Presidente Lula demonstra frustração com decisão do Banco Central sobre taxa de juros
Durante evento do governo federal realizado em São Paulo na tarde desta quinta-feira, 19 de março de 2026, o presidente Luiz Inácio Lula da Silva manifestou abertamente sua insatisfação com a redução da taxa Selic em apenas 0,25 ponto percentual, anunciada pelo Banco Central na véspera. O mandatário petista, que esperava um corte mais significativo de 0,5%, não poupou palavras para criticar a decisão, atribuindo-a à guerra no Oriente Médio e utilizando linguagem forte em seu desabafo.
"Por**, essa guerra até no nosso Banco Central?" questiona Lula
Em discurso direcionado ao ministro da Fazenda, Fernando Haddad, e a apoiadores presentes, Lula afirmou: "Hoje eu poderia estar mais feliz, mas estou triste, Haddad, porque eu esperava que o nosso BC abaixasse o juros pelo menos 0,5%, mas abaixou só 0,25% dizendo que é por causa da guerra. Por**, essa guerra até no nosso Banco Central? Não é possível". A declaração, carregada de emoção, reflete a tensão entre o governo federal e a autoridade monetária sobre a condução da política econômica.
Sacrifício governamental para impulsionar a economia
O presidente complementou sua fala destacando os esforços do governo para reaquecer a atividade econômica: "Estamos fazendo sacrifício que vocês não têm noção, o sacrifício para fazer a economia crescer, geração de emprego, aumentar salário das pessoas". A afirmação sublinha a divergência entre a visão do Executivo, que prioriza o crescimento e a distribuição de renda, e a postura cautelosa do Banco Central diante de riscos inflacionários.

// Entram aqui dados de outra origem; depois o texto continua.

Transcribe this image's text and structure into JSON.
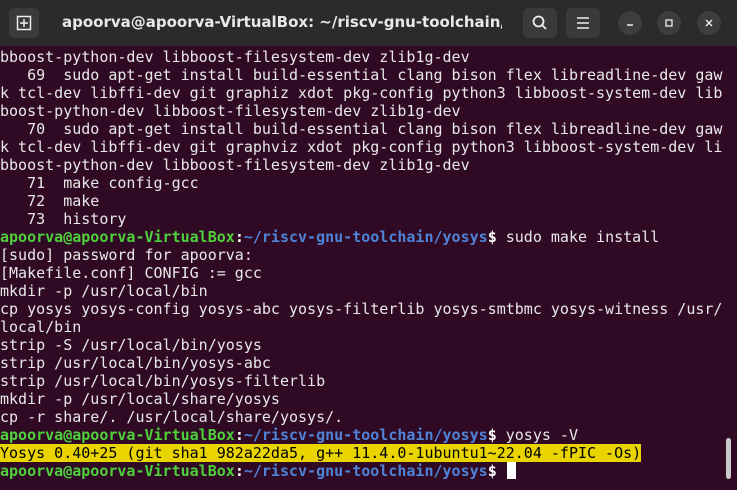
{
  "window": {
    "title": "apoorva@apoorva-VirtualBox: ~/riscv-gnu-toolchain/yosys",
    "icons": [
      "new-tab-icon",
      "search-icon",
      "hamburger-menu-icon",
      "minimize-icon",
      "maximize-icon",
      "close-icon"
    ]
  },
  "terminal": {
    "lines": [
      {
        "kind": "text",
        "text": "bboost-python-dev libboost-filesystem-dev zlib1g-dev"
      },
      {
        "kind": "text",
        "text": "   69  sudo apt-get install build-essential clang bison flex libreadline-dev gaw"
      },
      {
        "kind": "text",
        "text": "k tcl-dev libffi-dev git graphiz xdot pkg-config python3 libboost-system-dev lib"
      },
      {
        "kind": "text",
        "text": "boost-python-dev libboost-filesystem-dev zlib1g-dev"
      },
      {
        "kind": "text",
        "text": "   70  sudo apt-get install build-essential clang bison flex libreadline-dev gaw"
      },
      {
        "kind": "text",
        "text": "k tcl-dev libffi-dev git graphviz xdot pkg-config python3 libboost-system-dev li"
      },
      {
        "kind": "text",
        "text": "bboost-python-dev libboost-filesystem-dev zlib1g-dev"
      },
      {
        "kind": "text",
        "text": "   71  make config-gcc"
      },
      {
        "kind": "text",
        "text": "   72  make"
      },
      {
        "kind": "text",
        "text": "   73  history"
      },
      {
        "kind": "prompt",
        "user": "apoorva@apoorva-VirtualBox",
        "colon": ":",
        "path": "~/riscv-gnu-toolchain/yosys",
        "dollar": "$",
        "command": " sudo make install"
      },
      {
        "kind": "text",
        "text": "[sudo] password for apoorva:"
      },
      {
        "kind": "text",
        "text": "[Makefile.conf] CONFIG := gcc"
      },
      {
        "kind": "text",
        "text": "mkdir -p /usr/local/bin"
      },
      {
        "kind": "text",
        "text": "cp yosys yosys-config yosys-abc yosys-filterlib yosys-smtbmc yosys-witness /usr/"
      },
      {
        "kind": "text",
        "text": "local/bin"
      },
      {
        "kind": "text",
        "text": "strip -S /usr/local/bin/yosys"
      },
      {
        "kind": "text",
        "text": "strip /usr/local/bin/yosys-abc"
      },
      {
        "kind": "text",
        "text": "strip /usr/local/bin/yosys-filterlib"
      },
      {
        "kind": "text",
        "text": "mkdir -p /usr/local/share/yosys"
      },
      {
        "kind": "text",
        "text": "cp -r share/. /usr/local/share/yosys/."
      },
      {
        "kind": "prompt",
        "user": "apoorva@apoorva-VirtualBox",
        "colon": ":",
        "path": "~/riscv-gnu-toolchain/yosys",
        "dollar": "$",
        "command": " yosys -V"
      },
      {
        "kind": "highlight",
        "text": "Yosys 0.40+25 (git sha1 982a22da5, g++ 11.4.0-1ubuntu1~22.04 -fPIC -Os)"
      },
      {
        "kind": "prompt",
        "user": "apoorva@apoorva-VirtualBox",
        "colon": ":",
        "path": "~/riscv-gnu-toolchain/yosys",
        "dollar": "$",
        "command": " ",
        "cursor": true
      }
    ]
  }
}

Contexto geopolítico e revisão das expectativas do mercado
O mercado financeiro havia ajustado drasticamente suas projeções para o corte da Selic após o início do conflito no Irã, em 28 de fevereiro, com ataques coordenados entre Estados Unidos e Israel. Antes da escalada das tensões no Oriente Médio, a expectativa predominante era de uma redução de 0,5 ponto percentual na taxa básica de juros. Contudo, a disparada do preço do petróleo, que saltou de aproximadamente 70 dólares para mais de 100 dólares por barril, e seu impacto inflacionário, criaram um ambiente menos propício para cortes mais agressivos.
Instituições financeiras de peso, como BTG Pactual e Santander, revisaram suas expectativas nas últimas semanas, passando a prever um corte de apenas 0,25 ponto percentual. A incerteza sobre a duração e os desdobramentos do conflito geopolítico contribuiu para essa mudança de cenário.
Justificativa do Banco Central e comunicação do Copom
O Comitê de Política Monetária (Copom) do Banco Central fundamentou sua decisão no comunicado divulgado na quarta-feira, 18 de março, citando: "O ambiente externo tornou-se mais incerto, em função do acirramento de conflitos geopolíticos no Oriente Médio, com reflexos nas condições financeiras globais". O documento, assinado pelos nove membros do comitê, acrescenta: "Tal cenário exige cautela por parte de países emergentes em ambiente marcado por elevação da volatilidade de preços de ativos e commodities".
Essa postura reflete a preocupação com a estabilidade econômica em um contexto internacional volátil, onde conflitos armados podem desencadear efeitos em cadeia sobre os mercados e a inflação, justificando a abordagem mais moderada adotada pela autoridade monetária brasileira.